Ni siquiera es un claro. A la vista están los tocones que dejaron las sierras. Los cuatro camiones ya están cargados y esperan la llegada de la noche para bajar al llano. Madera en rollo, con diámetro de 1.5 metros, que una cuadrilla de taladores ha terminado de acomodar en las estrechas plataformas de unos vehículos exactamente iguales a los que de cuando en cuando se retrata quemados en alguna de las comunidades que colindan con el bosque. Los he visto en San Juan Atzompa, en San Felipe Teotlacingo, en la Preciosita Sangre de Cristo, en el propio San Rafael a lo largo de los últimos veinte años.
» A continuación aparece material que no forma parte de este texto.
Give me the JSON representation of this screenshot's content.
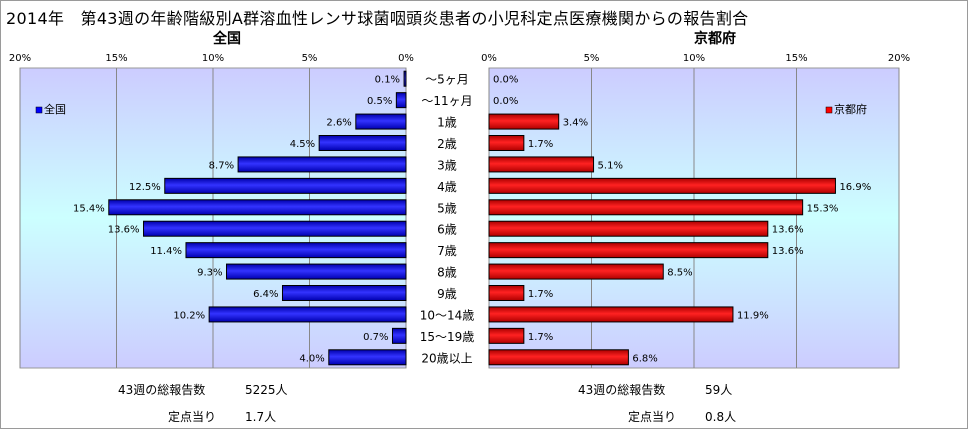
{
  "title": "2014年　第43週の年齢階級別A群溶血性レンサ球菌咽頭炎患者の小児科定点医療機関からの報告割合",
  "chart_data": [
    {
      "type": "bar",
      "orientation": "horizontal",
      "direction": "right-to-left",
      "title": "全国",
      "categories": [
        "～5ヶ月",
        "～11ヶ月",
        "1歳",
        "2歳",
        "3歳",
        "4歳",
        "5歳",
        "6歳",
        "7歳",
        "8歳",
        "9歳",
        "10～14歳",
        "15～19歳",
        "20歳以上"
      ],
      "series": [
        {
          "name": "全国",
          "values": [
            0.1,
            0.5,
            2.6,
            4.5,
            8.7,
            12.5,
            15.4,
            13.6,
            11.4,
            9.3,
            6.4,
            10.2,
            0.7,
            4.0
          ],
          "color": "#0000ff"
        }
      ],
      "value_labels": [
        "0.1%",
        "0.5%",
        "2.6%",
        "4.5%",
        "8.7%",
        "12.5%",
        "15.4%",
        "13.6%",
        "11.4%",
        "9.3%",
        "6.4%",
        "10.2%",
        "0.7%",
        "4.0%"
      ],
      "xlim": [
        0,
        20
      ],
      "xticks": [
        "0%",
        "5%",
        "10%",
        "15%",
        "20%"
      ],
      "grid": true,
      "legend_position": "top-left"
    },
    {
      "type": "bar",
      "orientation": "horizontal",
      "direction": "left-to-right",
      "title": "京都府",
      "categories": [
        "～5ヶ月",
        "～11ヶ月",
        "1歳",
        "2歳",
        "3歳",
        "4歳",
        "5歳",
        "6歳",
        "7歳",
        "8歳",
        "9歳",
        "10～14歳",
        "15～19歳",
        "20歳以上"
      ],
      "series": [
        {
          "name": "京都府",
          "values": [
            0.0,
            0.0,
            3.4,
            1.7,
            5.1,
            16.9,
            15.3,
            13.6,
            13.6,
            8.5,
            1.7,
            11.9,
            1.7,
            6.8
          ],
          "color": "#ff0000"
        }
      ],
      "value_labels": [
        "0.0%",
        "0.0%",
        "3.4%",
        "1.7%",
        "5.1%",
        "16.9%",
        "15.3%",
        "13.6%",
        "13.6%",
        "8.5%",
        "1.7%",
        "11.9%",
        "1.7%",
        "6.8%"
      ],
      "xlim": [
        0,
        20
      ],
      "xticks": [
        "0%",
        "5%",
        "10%",
        "15%",
        "20%"
      ],
      "grid": true,
      "legend_position": "top-right"
    }
  ],
  "footer": {
    "national": {
      "total_label": "43週の総報告数",
      "total_value": "5225人",
      "per_label": "定点当り",
      "per_value": "1.7人"
    },
    "kyoto": {
      "total_label": "43週の総報告数",
      "total_value": "59人",
      "per_label": "定点当り",
      "per_value": "0.8人"
    }
  }
}
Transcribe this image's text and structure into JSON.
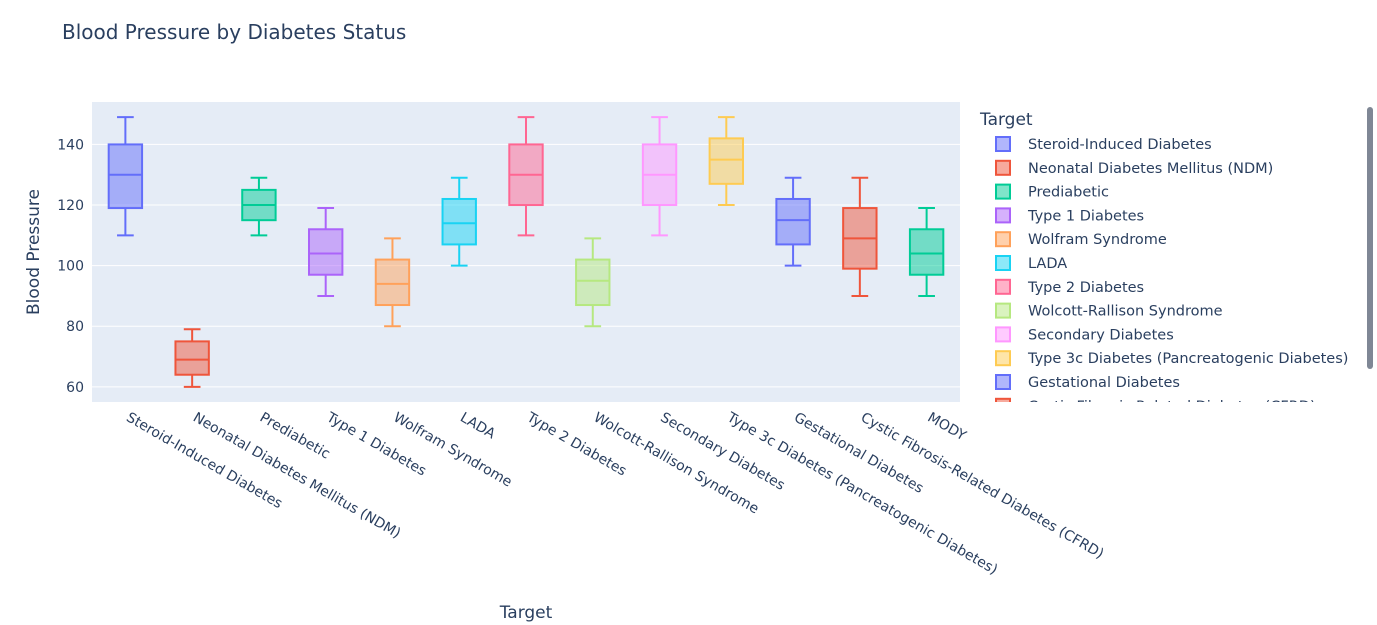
{
  "chart_data": {
    "type": "box",
    "title": "Blood Pressure by Diabetes Status",
    "xlabel": "Target",
    "ylabel": "Blood Pressure",
    "ylim": [
      55,
      154
    ],
    "yticks": [
      60,
      80,
      100,
      120,
      140
    ],
    "grid": true,
    "legend": {
      "title": "Target",
      "placement": "right"
    },
    "series": [
      {
        "name": "Steroid-Induced Diabetes",
        "color": "#636efa",
        "min": 110,
        "q1": 119,
        "median": 130,
        "q3": 140,
        "max": 149
      },
      {
        "name": "Neonatal Diabetes Mellitus (NDM)",
        "color": "#EF553B",
        "min": 60,
        "q1": 64,
        "median": 69,
        "q3": 75,
        "max": 79
      },
      {
        "name": "Prediabetic",
        "color": "#00cc96",
        "min": 110,
        "q1": 115,
        "median": 120,
        "q3": 125,
        "max": 129
      },
      {
        "name": "Type 1 Diabetes",
        "color": "#ab63fa",
        "min": 90,
        "q1": 97,
        "median": 104,
        "q3": 112,
        "max": 119
      },
      {
        "name": "Wolfram Syndrome",
        "color": "#FFA15A",
        "min": 80,
        "q1": 87,
        "median": 94,
        "q3": 102,
        "max": 109
      },
      {
        "name": "LADA",
        "color": "#19d3f3",
        "min": 100,
        "q1": 107,
        "median": 114,
        "q3": 122,
        "max": 129
      },
      {
        "name": "Type 2 Diabetes",
        "color": "#FF6692",
        "min": 110,
        "q1": 120,
        "median": 130,
        "q3": 140,
        "max": 149
      },
      {
        "name": "Wolcott-Rallison Syndrome",
        "color": "#B6E880",
        "min": 80,
        "q1": 87,
        "median": 95,
        "q3": 102,
        "max": 109
      },
      {
        "name": "Secondary Diabetes",
        "color": "#FF97FF",
        "min": 110,
        "q1": 120,
        "median": 130,
        "q3": 140,
        "max": 149
      },
      {
        "name": "Type 3c Diabetes (Pancreatogenic Diabetes)",
        "color": "#FECB52",
        "min": 120,
        "q1": 127,
        "median": 135,
        "q3": 142,
        "max": 149
      },
      {
        "name": "Gestational Diabetes",
        "color": "#636efa",
        "min": 100,
        "q1": 107,
        "median": 115,
        "q3": 122,
        "max": 129
      },
      {
        "name": "Cystic Fibrosis-Related Diabetes (CFRD)",
        "color": "#EF553B",
        "min": 90,
        "q1": 99,
        "median": 109,
        "q3": 119,
        "max": 129
      },
      {
        "name": "MODY",
        "color": "#00cc96",
        "min": 90,
        "q1": 97,
        "median": 104,
        "q3": 112,
        "max": 119
      }
    ]
  }
}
Foto cortesía Mundo Nuestro

Mi amigo no tiene tiempo de tomar fotografías. Su jeep ha sido inmediatamente rodeado por hombres machete en mano. Alcanza a ver un rifle, pero el apremio es inmediato: qué chingáos quiere, qué hace en nuestros terrenos, órale, siga su camino, aquí no se le ha perdido nada, ándele cabrón, jálele pa’rriba, siga la brecha, como lo oye, no se regresa por dónde vino, a ver cómo sale, no nos importa que usté venga de Puebla, lárguese, que no lo volvamos a ver aquí. Sí, el jeep sigue la brecha hasta encontrar el corte en la frontera con el estado de México, pero es un 4 X 4 y logra saltar el zanjón para iniciar el descenso. Saca entonces el celular, y toma un registro de un monte que pide auxilio.